Rio Tinto released production data for the first quarter of 2025. While the company achieved record production at its Oyu Tolgoi copper mine and bauxite segment during the quarter, iron ore operations in the Pilbara region were severely impacted by weather conditions. Four cyclones in the first quarter resulted in production losses of approximately 13 million tons. An AUD 150 million investment plan has been put in place to offset half of this loss.
Despite the decline in iron ore production, Rio Tinto reported first ore from the Western Range project in the Pilbara and work continued on schedule at the Simandou high-grade iron ore project in Guinea. Following the acquisition of Arcadium, which was completed in March, efforts accelerated in line with the goal of establishing a global business line in the lithium segment.
Decline in Shipments, Increase in Port Sales
Pilbara iron ore shipments shaped up to remain at the lower end of guidance, with lower volumes and upgrading costs partially offset by a weaker Australian dollar. The SP10 grade segment accounted for 29% of Pilbara shipments during the quarter.
Port-based sales to China increased year-on-year to 8.6 million tons. 91% of sales went through blending or screening at Chinese ports. Port stocks stood at 6.4 million tons at the end of March.
Market Developments and Pricing
Although China's crude steel production fell by 2% qoq, annualized output remained above 1 billion tons.
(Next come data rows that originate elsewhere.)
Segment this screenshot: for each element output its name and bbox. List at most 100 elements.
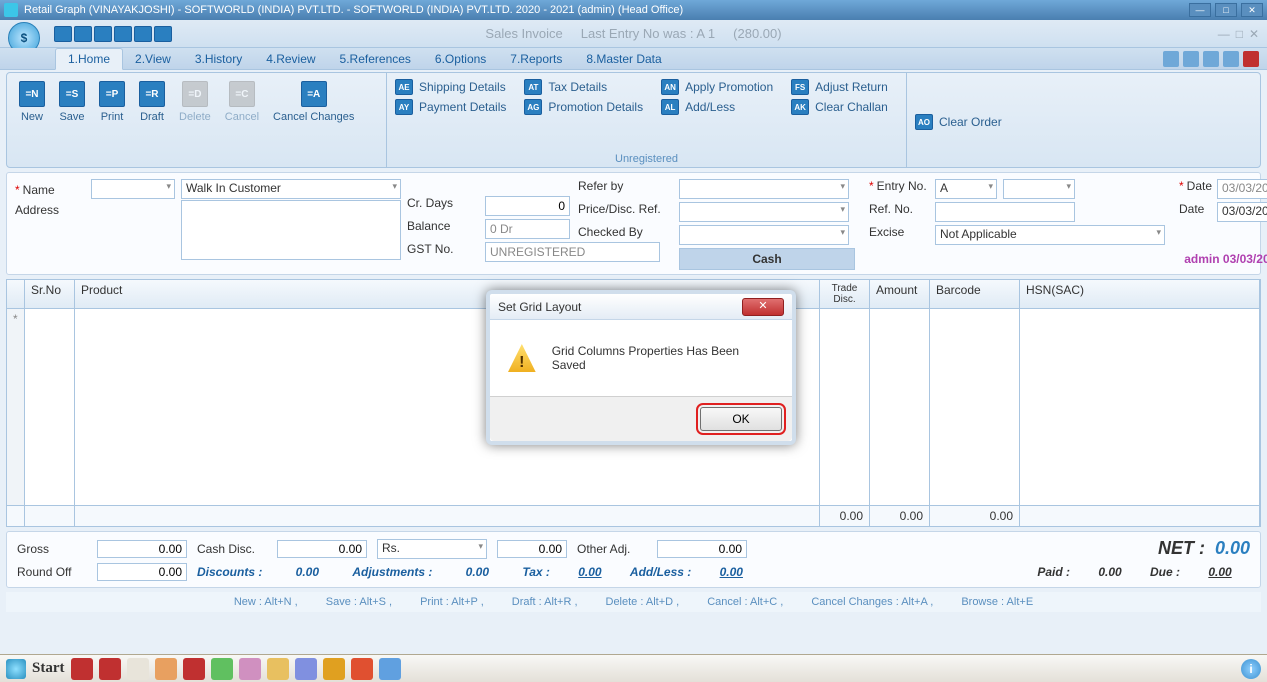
clear-challan-button[interactable]: AKClear Challan [791,99,898,115]
cancel-changes-button[interactable]: =ACancel Changes [269,79,358,125]
roundoff-value[interactable] [97,563,187,581]
promotion-details-button[interactable]: AGPromotion Details [524,99,643,115]
ribbon-icon: =D [182,81,208,107]
task-icon-4[interactable] [155,658,177,680]
shipping-details-button[interactable]: AEShipping Details [395,79,506,95]
link-icon: AK [791,99,809,115]
qat-btn-5[interactable] [134,26,152,42]
task-icon-8[interactable] [267,658,289,680]
task-icon-7[interactable] [239,658,261,680]
qat-btn-2[interactable] [74,26,92,42]
add-less-button[interactable]: ALAdd/Less [661,99,773,115]
refresh-icon[interactable] [1183,51,1199,67]
referby-combo[interactable] [679,179,849,199]
tab-history[interactable]: 3.History [183,49,254,69]
date2-input[interactable]: 03/03/2021 [1217,202,1267,222]
doc-title: Sales Invoice [485,26,562,41]
payment-mode-cash[interactable]: Cash [679,248,855,270]
foot-tradedisc: 0.00 [820,506,870,526]
crdays-input[interactable] [485,196,570,216]
address-input[interactable] [181,200,401,260]
excise-combo[interactable]: Not Applicable [935,225,1165,245]
date1-input[interactable]: 03/03/2021 [1217,179,1267,199]
tab-home[interactable]: 1.Home [55,48,123,70]
task-icon-9[interactable] [295,658,317,680]
col-barcode[interactable]: Barcode [930,280,1020,308]
task-icon-6[interactable] [211,658,233,680]
name-combo[interactable]: Walk In Customer [181,179,401,199]
dialog-ok-button[interactable]: OK [700,407,782,431]
col-tradedisc[interactable]: Trade Disc. [820,280,870,308]
pricedisc-combo[interactable] [679,202,849,222]
link-icon: AE [395,79,413,95]
task-icon-12[interactable] [379,658,401,680]
task-icon-11[interactable] [351,658,373,680]
apply-promotion-button[interactable]: ANApply Promotion [661,79,773,95]
close-button[interactable]: ✕ [1241,3,1263,17]
otheradj-value[interactable] [657,540,747,558]
info-icon[interactable]: i [1241,659,1261,679]
draft-button[interactable]: =RDraft [135,79,169,125]
ribbon-label: Cancel Changes [273,111,354,123]
col-amount[interactable]: Amount [870,280,930,308]
dialog-close-button[interactable]: ✕ [742,298,784,316]
taskbar-app-icon[interactable] [6,659,26,679]
due-label: Due : [1150,565,1180,579]
adjust-return-button[interactable]: FSAdjust Return [791,79,898,95]
ribbon-label: Delete [179,111,211,123]
currency-value[interactable] [497,540,567,558]
inner-restore[interactable]: □ [1236,27,1243,41]
entryno-series[interactable]: A [935,179,997,199]
gross-value[interactable] [97,540,187,558]
tab-masterdata[interactable]: 8.Master Data [574,49,673,69]
col-hsn[interactable]: HSN(SAC) [1020,280,1260,308]
tax-value[interactable]: 0.00 [560,565,620,579]
task-icon-10[interactable] [323,658,345,680]
task-icon-3[interactable] [127,658,149,680]
save-button[interactable]: =SSave [55,79,89,125]
start-label[interactable]: Start [32,660,65,677]
inner-close[interactable]: ✕ [1249,27,1259,41]
payment-details-button[interactable]: AYPayment Details [395,99,506,115]
flag-icon[interactable] [1243,51,1259,67]
qat-btn-3[interactable] [94,26,112,42]
task-icon-2[interactable] [99,658,121,680]
date1-label: Date [1179,179,1211,199]
col-srno[interactable]: Sr.No [25,280,75,308]
qat-btn-6[interactable] [154,26,172,42]
inner-minimize[interactable]: — [1218,27,1230,41]
entryno-number[interactable] [1003,179,1075,199]
clear-order-label: Clear Order [939,115,1002,129]
help-icon[interactable] [1163,51,1179,67]
due-value[interactable]: 0.00 [1190,565,1250,579]
currency-combo[interactable]: Rs. [377,539,487,559]
name-code-combo[interactable] [91,179,175,199]
task-icon-1[interactable] [71,658,93,680]
link-label: Adjust Return [815,80,888,94]
calc-icon[interactable] [1223,51,1239,67]
tab-reports[interactable]: 7.Reports [498,49,574,69]
discounts-label: Discounts : [197,565,262,579]
addless-value[interactable]: 0.00 [701,565,761,579]
refno-input[interactable] [935,202,1075,222]
maximize-button[interactable]: □ [1215,3,1237,17]
new-button[interactable]: =NNew [15,79,49,125]
clear-order-button[interactable]: AO Clear Order [915,114,1019,130]
gross-label: Gross [17,542,87,556]
last-entry-text: Last Entry No was : A 1 [581,26,715,41]
task-icon-5[interactable] [183,658,205,680]
tax-details-button[interactable]: ATTax Details [524,79,643,95]
export-icon[interactable] [1203,51,1219,67]
window-titlebar: Retail Graph (VINAYAKJOSHI) - SOFTWORLD … [0,0,1267,20]
tab-review[interactable]: 4.Review [254,49,327,69]
checkedby-combo[interactable] [679,225,849,245]
tab-options[interactable]: 6.Options [423,49,498,69]
print-button[interactable]: =PPrint [95,79,129,125]
ribbon-header: $ Sales Invoice Last Entry No was : A 1 … [0,20,1267,48]
cashdisc-value[interactable] [277,540,367,558]
qat-btn-4[interactable] [114,26,132,42]
tab-references[interactable]: 5.References [328,49,423,69]
minimize-button[interactable]: — [1189,3,1211,17]
qat-btn-1[interactable] [54,26,72,42]
tab-view[interactable]: 2.View [123,49,183,69]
In the same period, China's overseas iron ore imports decreased by 9%. Approximately 10% of the company's sales were priced with a one-month lag compared to the previous quarter's average, while the remaining sales were realized based on current indices and spot market prices.
The company said it is in the process of evaluating its iron ore product strategy and is working with customers on the highest value product mix.